The objectives set are hot scientific challenges in specialised fora, with great reception in the best scientific journals in this area. The participation of the Project, where appropriate, in scientific networks of international institutions of the highest prestige in this field means a high impact on the results to be achieved due to their contrast with other regions of the world with similar conditions, and projects the activity and collaboration of the Project abroad (see following points). On the other hand, the results will be transferred to different public bodies with competences in hydrological management, and private bodies related to energy generation in mini-hydroelectric power stations, as well as to the managing bodies of the National Parks in which the high mountain areas studied are located.

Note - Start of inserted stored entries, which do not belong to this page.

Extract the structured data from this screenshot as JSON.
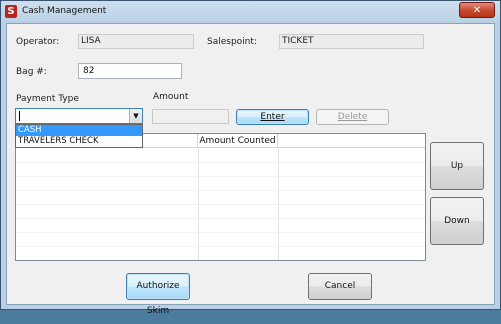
{
  "window": {
    "title": "Cash Management",
    "app_icon_letter": "S",
    "close_glyph": "✕"
  },
  "form": {
    "operator_label": "Operator:",
    "operator_value": "LISA",
    "salespoint_label": "Salespoint:",
    "salespoint_value": "TICKET",
    "bag_label": "Bag #:",
    "bag_value": "82",
    "payment_type_label": "Payment Type",
    "payment_type_value": "",
    "amount_label": "Amount",
    "amount_value": "",
    "dropdown_options": [
      "CASH",
      "TRAVELERS CHECK"
    ],
    "dropdown_selected_index": 0
  },
  "buttons": {
    "enter": "Enter",
    "delete": "Delete",
    "up": "Up",
    "down": "Down",
    "authorize_skim": "Authorize Skim",
    "cancel": "Cancel"
  },
  "grid": {
    "columns": [
      "",
      "Amount Counted",
      ""
    ],
    "rows": []
  },
  "icons": {
    "combo_arrow": "chevron-down-icon",
    "close": "close-icon"
  },
  "colors": {
    "title_bar": "#b9d0e4",
    "selection": "#3399ff",
    "close_button": "#c4472f"
  }
}
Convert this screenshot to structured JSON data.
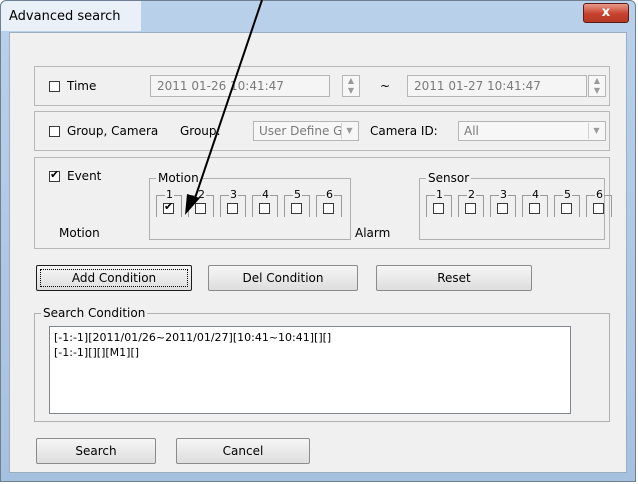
{
  "window": {
    "title": "Advanced search",
    "close_glyph": "x"
  },
  "time": {
    "label": "Time",
    "checked": false,
    "start": "2011 01-26 10:41:47",
    "separator": "~",
    "end": "2011 01-27 10:41:47"
  },
  "group_camera": {
    "label": "Group, Camera",
    "checked": false,
    "group_label": "Group:",
    "group_value": "User Define G",
    "camera_label": "Camera ID:",
    "camera_value": "All"
  },
  "event": {
    "label": "Event",
    "checked": true,
    "motion_legend": "Motion",
    "sensor_legend": "Sensor",
    "motion_row_label": "Motion",
    "alarm_row_label": "Alarm",
    "motion_channels": [
      {
        "num": "1",
        "checked": true
      },
      {
        "num": "2",
        "checked": false
      },
      {
        "num": "3",
        "checked": false
      },
      {
        "num": "4",
        "checked": false
      },
      {
        "num": "5",
        "checked": false
      },
      {
        "num": "6",
        "checked": false
      }
    ],
    "sensor_channels": [
      {
        "num": "1",
        "checked": false
      },
      {
        "num": "2",
        "checked": false
      },
      {
        "num": "3",
        "checked": false
      },
      {
        "num": "4",
        "checked": false
      },
      {
        "num": "5",
        "checked": false
      },
      {
        "num": "6",
        "checked": false
      }
    ]
  },
  "buttons": {
    "add": "Add Condition",
    "del": "Del Condition",
    "reset": "Reset",
    "search": "Search",
    "cancel": "Cancel"
  },
  "search_condition": {
    "legend": "Search Condition",
    "lines": [
      "[-1:-1][2011/01/26~2011/01/27][10:41~10:41][][]",
      "[-1:-1][][][M1][]"
    ]
  }
}
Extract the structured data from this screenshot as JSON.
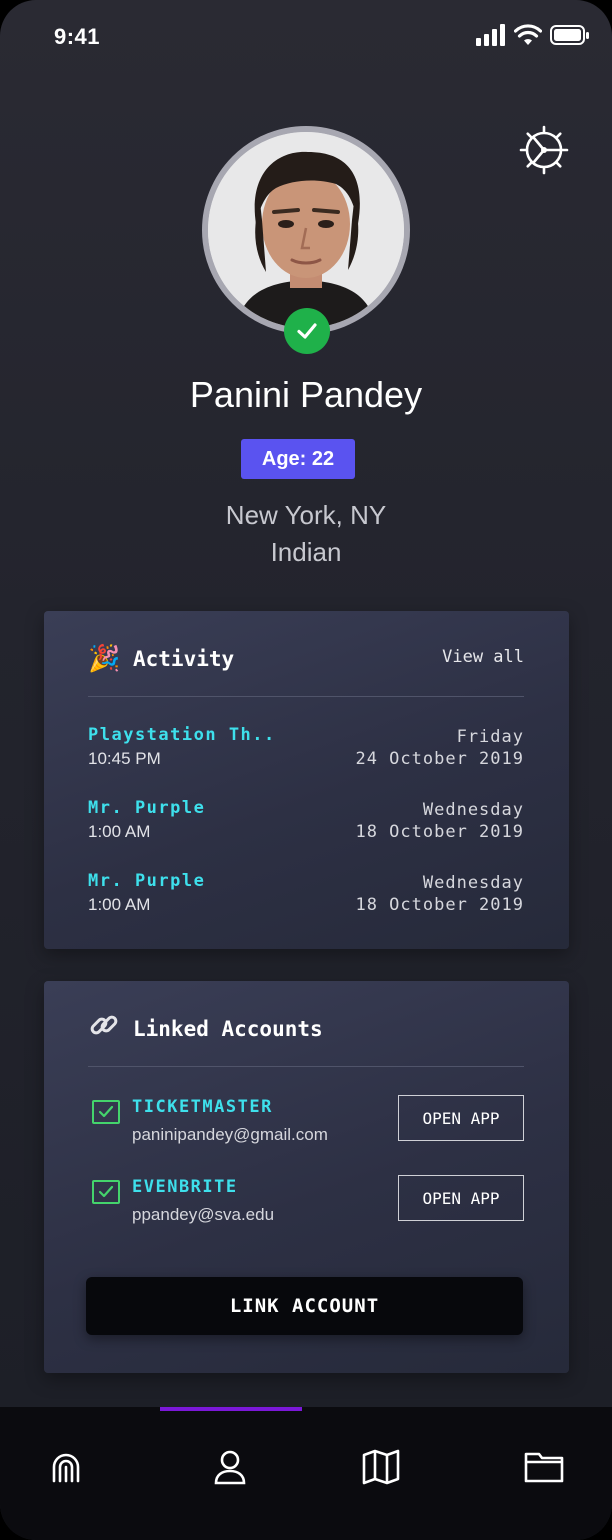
{
  "status_bar": {
    "time": "9:41"
  },
  "profile": {
    "name": "Panini Pandey",
    "age_label": "Age: 22",
    "location": "New York, NY",
    "ethnicity": "Indian",
    "verified": true
  },
  "activity": {
    "title": "Activity",
    "view_all_label": "View all",
    "items": [
      {
        "title": "Playstation Th..",
        "time": "10:45 PM",
        "day": "Friday",
        "date": "24 October 2019"
      },
      {
        "title": "Mr. Purple",
        "time": "1:00 AM",
        "day": "Wednesday",
        "date": "18 October 2019"
      },
      {
        "title": "Mr. Purple",
        "time": "1:00 AM",
        "day": "Wednesday",
        "date": "18 October 2019"
      }
    ]
  },
  "linked_accounts": {
    "title": "Linked Accounts",
    "items": [
      {
        "name": "TICKETMASTER",
        "email": "paninipandey@gmail.com",
        "button_label": "OPEN APP",
        "linked": true
      },
      {
        "name": "EVENBRITE",
        "email": "ppandey@sva.edu",
        "button_label": "OPEN APP",
        "linked": true
      }
    ],
    "link_button_label": "LINK ACCOUNT"
  },
  "bottom_nav": {
    "items": [
      "fingerprint-icon",
      "user-icon",
      "map-icon",
      "folder-icon"
    ],
    "active_index": 1
  },
  "colors": {
    "accent_cyan": "#3ee0ec",
    "age_badge": "#5a53f0",
    "verified_green": "#1fb14a",
    "check_green": "#44d46c",
    "nav_indicator": "#7b18d8"
  }
}
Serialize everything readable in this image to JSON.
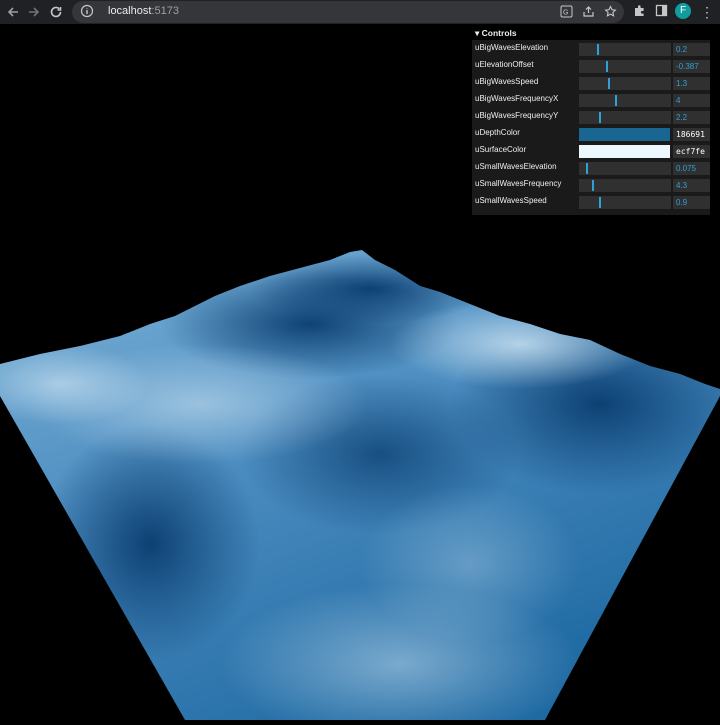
{
  "browser": {
    "url_host": "localhost",
    "url_port": ":5173",
    "avatar_letter": "F"
  },
  "gui": {
    "title": "Controls",
    "accent_color": "#2fa1d6",
    "controls": [
      {
        "label": "uBigWavesElevation",
        "type": "slider",
        "value": "0.2",
        "fraction": 0.2
      },
      {
        "label": "uElevationOffset",
        "type": "slider",
        "value": "-0.387",
        "fraction": 0.3
      },
      {
        "label": "uBigWavesSpeed",
        "type": "slider",
        "value": "1.3",
        "fraction": 0.32
      },
      {
        "label": "uBigWavesFrequencyX",
        "type": "slider",
        "value": "4",
        "fraction": 0.4
      },
      {
        "label": "uBigWavesFrequencyY",
        "type": "slider",
        "value": "2.2",
        "fraction": 0.22
      },
      {
        "label": "uDepthColor",
        "type": "color",
        "value": "186691",
        "color": "#186691"
      },
      {
        "label": "uSurfaceColor",
        "type": "color",
        "value": "ecf7fe",
        "color": "#ecf7fe"
      },
      {
        "label": "uSmallWavesElevation",
        "type": "slider",
        "value": "0.075",
        "fraction": 0.08
      },
      {
        "label": "uSmallWavesFrequency",
        "type": "slider",
        "value": "4.3",
        "fraction": 0.14
      },
      {
        "label": "uSmallWavesSpeed",
        "type": "slider",
        "value": "0.9",
        "fraction": 0.22
      }
    ]
  },
  "scene": {
    "depth_color": "#186691",
    "surface_color": "#ecf7fe"
  }
}
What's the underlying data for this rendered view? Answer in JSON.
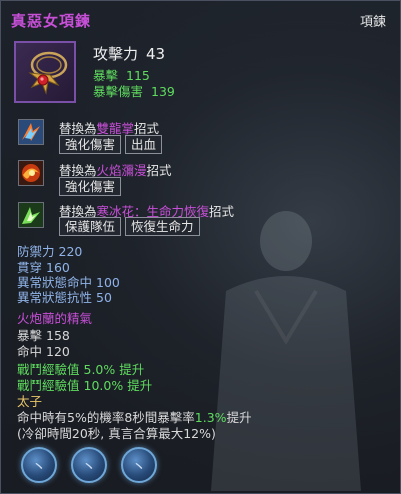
{
  "item": {
    "name": "真惡女項鍊",
    "type": "項鍊"
  },
  "main_stat": {
    "label": "攻擊力",
    "value": "43"
  },
  "sub_stats": [
    {
      "label": "暴擊",
      "value": "115"
    },
    {
      "label": "暴擊傷害",
      "value": "139"
    }
  ],
  "skills": [
    {
      "prefix": "替換為",
      "name": "雙龍掌",
      "suffix": "招式",
      "tags": [
        "強化傷害",
        "出血"
      ]
    },
    {
      "prefix": "替換為",
      "name": "火焰瀰漫",
      "suffix": "招式",
      "tags": [
        "強化傷害"
      ]
    },
    {
      "prefix": "替換為",
      "name": "寒冰花：生命力恢復",
      "suffix": "招式",
      "tags": [
        "保護隊伍",
        "恢復生命力"
      ]
    }
  ],
  "defense_stats": [
    {
      "label": "防禦力",
      "value": "220"
    },
    {
      "label": "貫穿",
      "value": "160"
    },
    {
      "label": "異常狀態命中",
      "value": "100"
    },
    {
      "label": "異常狀態抗性",
      "value": "50"
    }
  ],
  "set": {
    "name": "火炮蘭的精氣",
    "stats": [
      {
        "label": "暴擊",
        "value": "158"
      },
      {
        "label": "命中",
        "value": "120"
      }
    ],
    "exp_bonuses": [
      {
        "label": "戰鬥經驗值",
        "value": "5.0%",
        "suffix": "提升"
      },
      {
        "label": "戰鬥經驗值",
        "value": "10.0%",
        "suffix": "提升"
      }
    ]
  },
  "special": {
    "name": "太子",
    "effect_prefix": "命中時有5%的機率8秒間暴擊率",
    "effect_value": "1.3%",
    "effect_suffix": "提升",
    "effect_note": "(冷卻時間20秒, 真言合算最大12%)"
  },
  "slots": [
    {
      "glyph": "⼂"
    },
    {
      "glyph": "⼂"
    },
    {
      "glyph": "⼂"
    }
  ],
  "colors": {
    "title": "#c84fd8",
    "highlight": "#c84fd8",
    "green": "#5fdc5f",
    "blue": "#8fb3e8",
    "gold": "#e8c86a"
  }
}
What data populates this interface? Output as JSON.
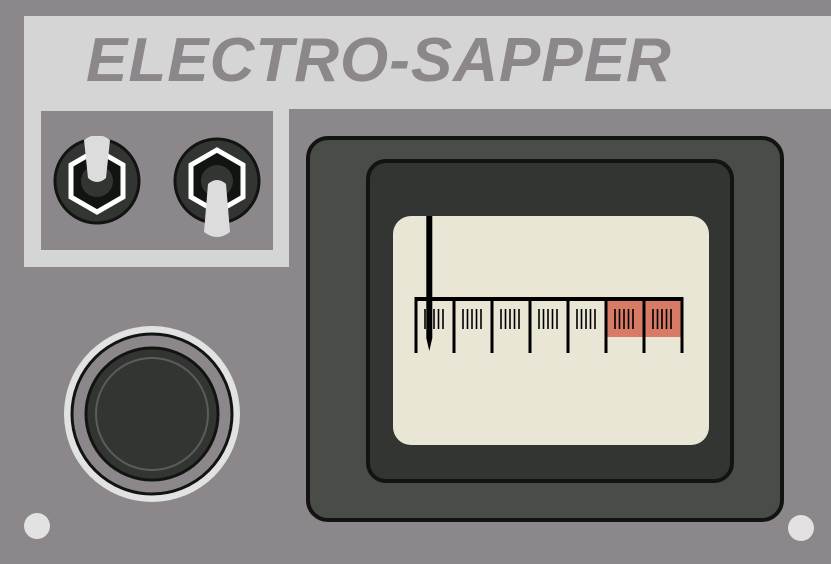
{
  "panel": {
    "title": "ELECTRO-SAPPER",
    "colors": {
      "panel": "#8b878b",
      "plate": "#d5d5d5",
      "housing": "#4a4c47",
      "bezel": "#323532",
      "face": "#e9e6d5",
      "danger_zone": "#d77a66",
      "needle": "#000000"
    }
  },
  "switches": [
    {
      "name": "left-toggle-switch",
      "state": "up"
    },
    {
      "name": "right-toggle-switch",
      "state": "down"
    }
  ],
  "meter": {
    "segments": 7,
    "minor_ticks_per_segment": 5,
    "danger_segments": 2,
    "needle_segment_position": 0.35
  },
  "jack": {
    "icon": "round-jack-socket"
  },
  "screws": 2
}
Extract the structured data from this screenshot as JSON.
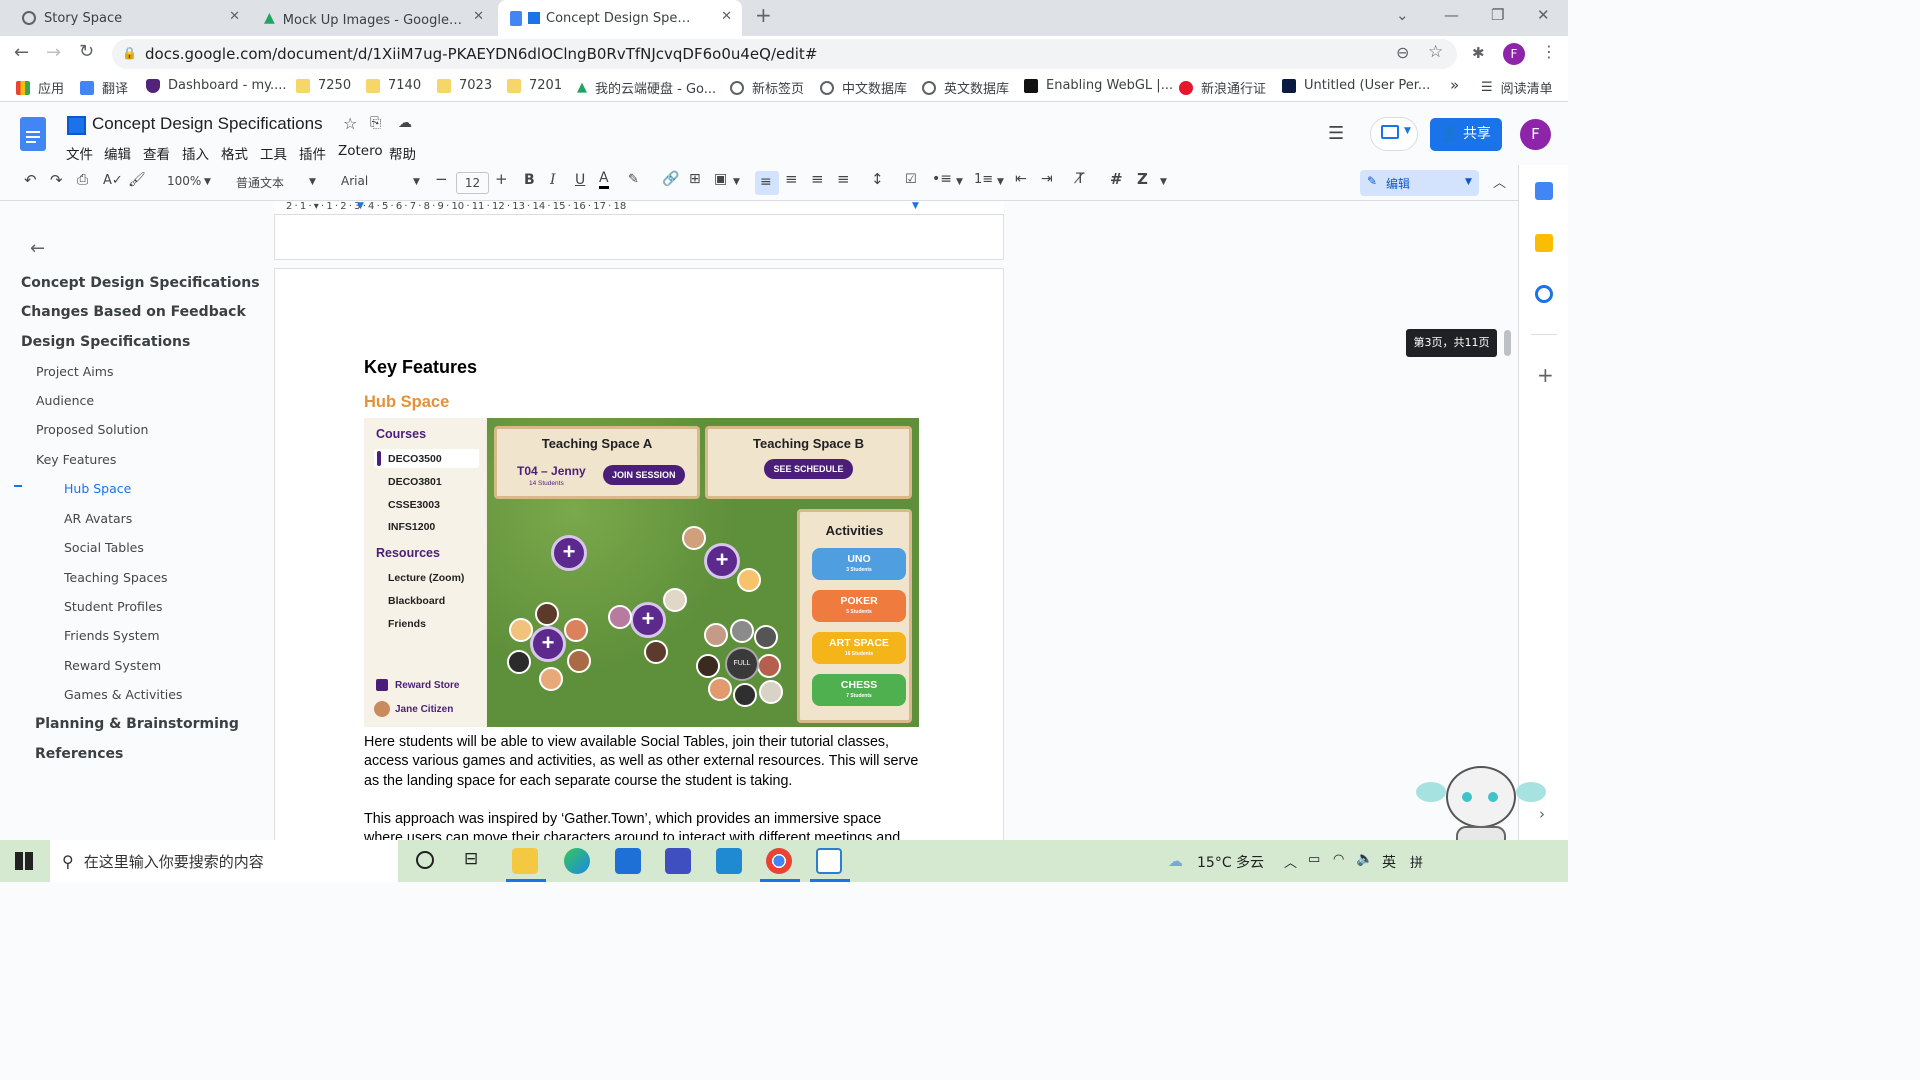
{
  "browser": {
    "tabs": [
      {
        "title": "Story Space"
      },
      {
        "title": "Mock Up Images - Google 云端"
      },
      {
        "title": "Concept Design Specificati"
      }
    ],
    "url": "docs.google.com/document/d/1XiiM7ug-PKAEYDN6dlOClngB0RvTfNJcvqDF6o0u4eQ/edit#",
    "profile_initial": "F",
    "bookmarks": [
      {
        "label": "应用",
        "icon": "apps-grid-icon"
      },
      {
        "label": "翻译",
        "icon": "translate-icon"
      },
      {
        "label": "Dashboard - my....",
        "icon": "shield-icon"
      },
      {
        "label": "7250",
        "icon": "folder-icon"
      },
      {
        "label": "7140",
        "icon": "folder-icon"
      },
      {
        "label": "7023",
        "icon": "folder-icon"
      },
      {
        "label": "7201",
        "icon": "folder-icon"
      },
      {
        "label": "我的云端硬盘 - Go...",
        "icon": "drive-icon"
      },
      {
        "label": "新标签页",
        "icon": "globe-icon"
      },
      {
        "label": "中文数据库",
        "icon": "globe-icon"
      },
      {
        "label": "英文数据库",
        "icon": "globe-icon"
      },
      {
        "label": "Enabling WebGL |...",
        "icon": "webgl-icon"
      },
      {
        "label": "新浪通行证",
        "icon": "weibo-icon"
      },
      {
        "label": "Untitled (User Per...",
        "icon": "x-icon"
      }
    ],
    "overflow": "»",
    "reading_list": "阅读清单"
  },
  "doc": {
    "title": "Concept Design Specifications",
    "menus": [
      "文件",
      "编辑",
      "查看",
      "插入",
      "格式",
      "工具",
      "插件",
      "Zotero",
      "帮助"
    ],
    "share_label": "共享",
    "user_initial": "F"
  },
  "toolbar": {
    "zoom": "100%",
    "style": "普通文本",
    "font": "Arial",
    "font_size": "12",
    "mode": "编辑"
  },
  "ruler": "2 · 1 · ▾ · 1 · 2 · 3 · 4 · 5 · 6 · 7 · 8 · 9 · 10 · 11 · 12 · 13 · 14 · 15 · 16 · 17 · 18",
  "outline": [
    {
      "label": "Concept Design Specifications",
      "level": 1
    },
    {
      "label": "Changes Based on Feedback",
      "level": 1
    },
    {
      "label": "Design Specifications",
      "level": 1
    },
    {
      "label": "Project Aims",
      "level": 2
    },
    {
      "label": "Audience",
      "level": 2
    },
    {
      "label": "Proposed Solution",
      "level": 2
    },
    {
      "label": "Key Features",
      "level": 2
    },
    {
      "label": "Hub Space",
      "level": 3,
      "active": true
    },
    {
      "label": "AR Avatars",
      "level": 3
    },
    {
      "label": "Social Tables",
      "level": 3
    },
    {
      "label": "Teaching Spaces",
      "level": 3
    },
    {
      "label": "Student Profiles",
      "level": 3
    },
    {
      "label": "Friends System",
      "level": 3
    },
    {
      "label": "Reward System",
      "level": 3
    },
    {
      "label": "Games & Activities",
      "level": 3
    },
    {
      "label": "Planning & Brainstorming",
      "level": 1
    },
    {
      "label": "References",
      "level": 1
    }
  ],
  "content": {
    "heading": "Key Features",
    "subheading": "Hub Space",
    "paragraph1": "Here students will be able to view available Social Tables, join their tutorial classes, access various games and activities, as well as other external resources. This will serve as the landing space for each separate course the student is taking.",
    "paragraph2": "This approach was inspired by ‘Gather.Town’, which provides an immersive space where users can move their characters around to interact with different meetings and"
  },
  "mockup": {
    "courses_title": "Courses",
    "courses": [
      "DECO3500",
      "DECO3801",
      "CSSE3003",
      "INFS1200"
    ],
    "resources_title": "Resources",
    "resources": [
      "Lecture (Zoom)",
      "Blackboard",
      "Friends"
    ],
    "reward_store": "Reward Store",
    "user_name": "Jane Citizen",
    "space_a": {
      "title": "Teaching Space A",
      "session": "T04 – Jenny",
      "students": "14 Students",
      "button": "JOIN SESSION"
    },
    "space_b": {
      "title": "Teaching Space B",
      "button": "SEE SCHEDULE"
    },
    "full_label": "FULL",
    "activities_title": "Activities",
    "activities": [
      {
        "label": "UNO",
        "sub": "3 Students",
        "color": "#4f9fe0"
      },
      {
        "label": "POKER",
        "sub": "5 Students",
        "color": "#f07b3f"
      },
      {
        "label": "ART SPACE",
        "sub": "16 Students",
        "color": "#f4b41a"
      },
      {
        "label": "CHESS",
        "sub": "7 Students",
        "color": "#4fb04f"
      }
    ]
  },
  "tooltip": "第3页，共11页",
  "taskbar": {
    "search_placeholder": "在这里输入你要搜索的内容",
    "weather": "15°C 多云",
    "ime": "英"
  }
}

The plans for the dissemination and internationalisation of results, and for transfer, guarantee the global impact of this project and are described below.

María José Polo Gómez (UCO) – Responsible Researcher

María Cristina Aguilar Porro (UCO) – Researcher

Axel Ritter Rodríguez (ULL) – Researcher

Fco. Javier Bonet García (UCO) – Researcher

Rafael Pimentel Leiva (UCO) – Researcher

Claudia Notarnicola (EURAC) – Collaborator

Rayco Marrero Díaz (ULL) – Collaborator

Pedro Torralbo Muñoz (UCO) – Collaborator

Elena Herrera Romero (UCO) – Collaborator

Fco. Javier Herrero Lantarón (UCO) – PhD Researcher

Javier Aparicio Ibáñez (UCO) – FPI MINECO Researcher

The research team proposes a four-level dissemination of results, in parallel to the inclusion of the work, experimental data files and calculation algorithms generated, on the PAIDI TEP248 River Dynamics and Hydrology Research Group website at the UCO, www.uco.es/dfh, and other international open access repositories. Internationalisation also has a fundamental support in the activity that the PI develops as coordinator of the International Working Group of the Panta Rhei 2013-2022 initiative of the International Association of Hydrological Sciences (IAHS), Water and Energy Fluxes in a Changing Environment (WG), with the participation of the international researcher of the Project, and Vice-President of the International Commission of Remote Sensing (ICRS-IAHS).